Bruxelles non ci fa sconti. Il taglio delle tasse non ci sarà
A Bruxelles non sono piaciute le notizie riportate dai media italiani nelle ultime settimane, in particolare gli annunci arrivati da governo e maggioranza.
Impegni a tagliare le tasse, aumentare gl assegni familiari e altro. Roma – questo il ragionamento che prevale a Bruxelles – dovrebbe semmai impegnarsi a trovare i soldi per la manovra e poi per la legge di Bilancio 2018. La trattativa tra Roma e l’Unione europea, insomma, è entrata in una fase critica e a farne le spese potrebbe essere il taglio del cuneo fiscale, annunciato dal premier Paolo Gentiloni in persona. Lo stesso premier ieri ha assicurato che non si «rassegna ad un governo che tiri a campare» e ha annunciato misure per la povertà.
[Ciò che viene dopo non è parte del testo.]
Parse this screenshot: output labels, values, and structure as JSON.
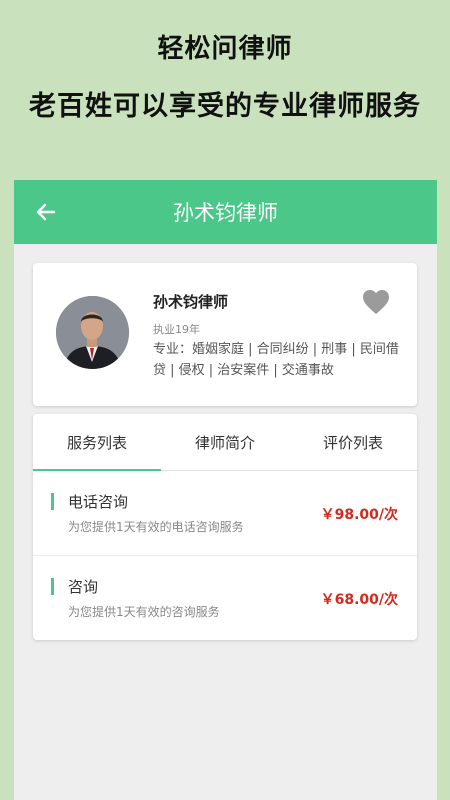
{
  "promo": {
    "title": "轻松问律师",
    "subtitle": "老百姓可以享受的专业律师服务"
  },
  "appbar": {
    "back_icon": "arrow-left-icon",
    "title": "孙术钧律师"
  },
  "profile": {
    "name": "孙术钧律师",
    "years": "执业19年",
    "specialty": "专业：婚姻家庭 | 合同纠纷 | 刑事 | 民间借贷 | 侵权 | 治安案件 | 交通事故",
    "favorite_icon": "heart-icon"
  },
  "tabs": [
    {
      "label": "服务列表",
      "active": true
    },
    {
      "label": "律师简介",
      "active": false
    },
    {
      "label": "评价列表",
      "active": false
    }
  ],
  "services": [
    {
      "title": "电话咨询",
      "desc": "为您提供1天有效的电话咨询服务",
      "price": "￥98.00/次"
    },
    {
      "title": "咨询",
      "desc": "为您提供1天有效的咨询服务",
      "price": "￥68.00/次"
    }
  ],
  "colors": {
    "background": "#c9e2bd",
    "accent": "#4cc78a",
    "price": "#d42a1e"
  }
}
Nel Def che sarà presentato in aprile ci sarà solo un accenno al taglio del costo del lavoro. La misure, illustrata nel dettaglio in anticipazioni filtrate nei giorni scorsi, non faranno parte del documento. Non il taglio di cinque punti percentuali della differenza tra il costo di un lavoratore per un datore e la sua busta paga effettiva. In dubbio il taglio dei contributi, anche se è meno oneroso di un intervento generalizzato sull’Irpef. A rischio anche il riordino dei benefici fiscali per i figli con l’assegno universale.
La ragione è appunto la difficoltà a reperire le coperture. Il taglio del cuneo costa all’incirca 1,5 miliardi. Ma il complesso di misure per il 2018, tra clausole di salvaguardia da disinnescare e altre spese, ha portato la manovra della prossima legge di bilancio a quota 24/25 miliardi. E l’Europa vorrebbe che l’Italia si concentrasse sugli obiettivi concordati su deficit e debito.
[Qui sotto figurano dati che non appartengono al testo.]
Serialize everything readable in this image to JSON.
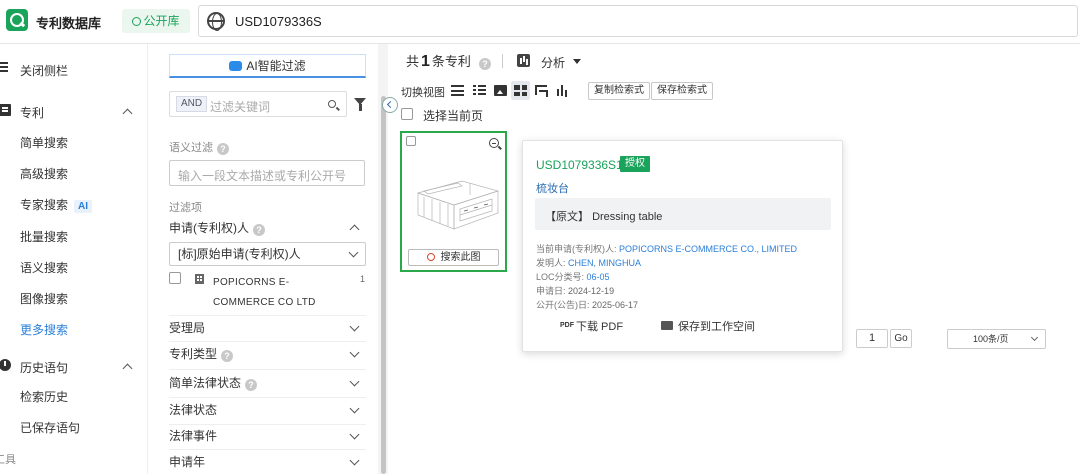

È di ieri la notizia (riportata da Repubblica) di un irrigidimento del Consiglio europeo e della Commissione sulla manovra per il 2017. Sui 3,4 miliardi di euro di deficit da recuperare non ci sarà nessuno sconto. E su questo non ci sono novità. Le richieste all’Italia «restano valide», hanno confermato i portavoce della Commissione Ue. Nessuna accelerazione ha precisato il commissario agli affari economici Pierre Moscovici. «La tempistica è nota, anche lo sforzo richiesto è noto e stiamo discutendo in modo positivo e costruttivo. Non è il caso di allarmarsi ulteriormente». E, soprattutto, meglio non «provocare scontri che non sono necessari».
Più duro il vicepresidente della Commissione Europea Valdis Dombrovskis che recentemente ha rilevato come «ci saranno probabilmente alcuni casi di non rispetto» del braccio preventivo del patto di stabilità nel 2016 e nel 2017». Se verranno confermati «bisognerebbe considerare seriamente l’apertura di una procedura». Riferimento nemmeno troppo velato all’Italia.
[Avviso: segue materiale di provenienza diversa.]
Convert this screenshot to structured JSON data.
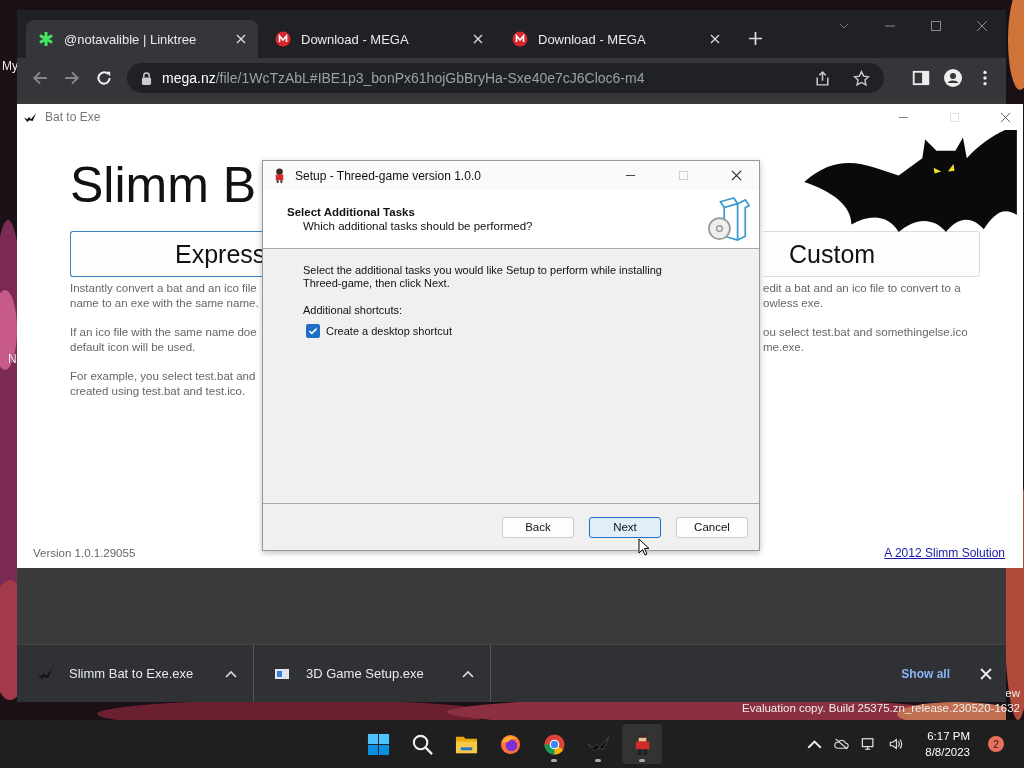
{
  "desktop": {
    "labels": [
      "My",
      "N"
    ],
    "watermark": [
      "ew",
      "Evaluation copy. Build 25375.zn_release.230520-1632"
    ]
  },
  "browser": {
    "tabs": [
      {
        "title": "@notavalible | Linktree",
        "kind": "linktree",
        "selected": true
      },
      {
        "title": "Download - MEGA",
        "kind": "mega",
        "selected": false
      },
      {
        "title": "Download - MEGA",
        "kind": "mega",
        "selected": false
      }
    ],
    "address": {
      "host": "mega.nz",
      "path": "/file/1WcTzAbL#IBE1p3_bonPx61hojGbBryHa-Sxe40e7cJ6Cloc6-m4"
    },
    "downloads": {
      "items": [
        {
          "name": "Slimm Bat to Exe.exe",
          "kind": "bat"
        },
        {
          "name": "3D Game Setup.exe",
          "kind": "setup"
        }
      ],
      "show_all": "Show all"
    }
  },
  "bat_app": {
    "title": "Bat to Exe",
    "heading": "Slimm B",
    "modes": [
      {
        "label": "Express",
        "paragraphs": [
          [
            "Instantly convert a bat and an ico file",
            "name to an exe with the same name."
          ],
          [
            "If an ico file with the same name doe",
            "default icon will be used."
          ],
          [
            "For example, you select test.bat and",
            "created using test.bat and test.ico."
          ]
        ]
      },
      {
        "label": "Custom",
        "paragraphs": [
          [
            "edit a bat and an ico file to convert to a",
            "owless exe."
          ],
          [
            "ou select test.bat and somethingelse.ico",
            "me.exe."
          ]
        ]
      }
    ],
    "version": "Version 1.0.1.29055",
    "link": "A 2012 Slimm Solution"
  },
  "setup": {
    "title": "Setup - Threed-game version 1.0.0",
    "heading": "Select Additional Tasks",
    "subheading": "Which additional tasks should be performed?",
    "intro": "Select the additional tasks you would like Setup to perform while installing Threed-game, then click Next.",
    "group_label": "Additional shortcuts:",
    "tasks": [
      {
        "label": "Create a desktop shortcut",
        "checked": true
      }
    ],
    "buttons": [
      {
        "label": "Back",
        "focused": false
      },
      {
        "label": "Next",
        "focused": true
      },
      {
        "label": "Cancel",
        "focused": false
      }
    ]
  },
  "taskbar": {
    "apps": [
      {
        "kind": "start",
        "running": false,
        "active": false
      },
      {
        "kind": "search",
        "running": false,
        "active": false
      },
      {
        "kind": "folder",
        "running": false,
        "active": false
      },
      {
        "kind": "firefox",
        "running": false,
        "active": false
      },
      {
        "kind": "chrome",
        "running": true,
        "active": false
      },
      {
        "kind": "bat",
        "running": true,
        "active": false
      },
      {
        "kind": "game",
        "running": true,
        "active": true
      }
    ],
    "time": "6:17 PM",
    "date": "8/8/2023",
    "notifications": "2"
  }
}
La novità è che nel braccio di ferro tra Consiglio europeo (cioè tra gli stati) e la Commissione, c’è chi sta mettendo in discussione lo 0,2% di Pil, quindi altri 3,4 miliardi, di flessibilità concessa nel 2016 all’Italia per gli investimenti. Soldi che non sono stati utilizzati in infrastrutture e che quindi qualcuno vorrebbe che restituissimo. Se succedesse, l’Italia dovrebbe trovare non più 3,4 miliardi, ma 6,8.
Trattativa in salita, quindi. Qualche segnale positivo arriva dalla trattativa sullo split payment, il pagamento anticipato dell’Iva da parte delle pubbliche amministrazioni che comprano beni e servizi da privati. La Commissione europea sarebbe disposta ad accettarla come copertura della manovra. Da sola la misura vale 900 milioni.
Strettamente connessa al reverse charge, stesso meccanismo ma applicato alle vendite tra private. Più difficile da fare passare, visto che l’Europa ha già bocciato la misura come copertura.
Un cenno all’Italia ieri anche in un documento del Fondo monetario internazionale in vista della riunione dei ministri economici e dei banchieri centrali del G20. Il livello dell’attività economica «resta significativamente sotto il potenziale» in varie economie tra cui «Francia, Italia e Corea» del Sud. Va molto meglio nelle altre economie avanzate. Compreso il Regno Unito alle prese con la Brexit.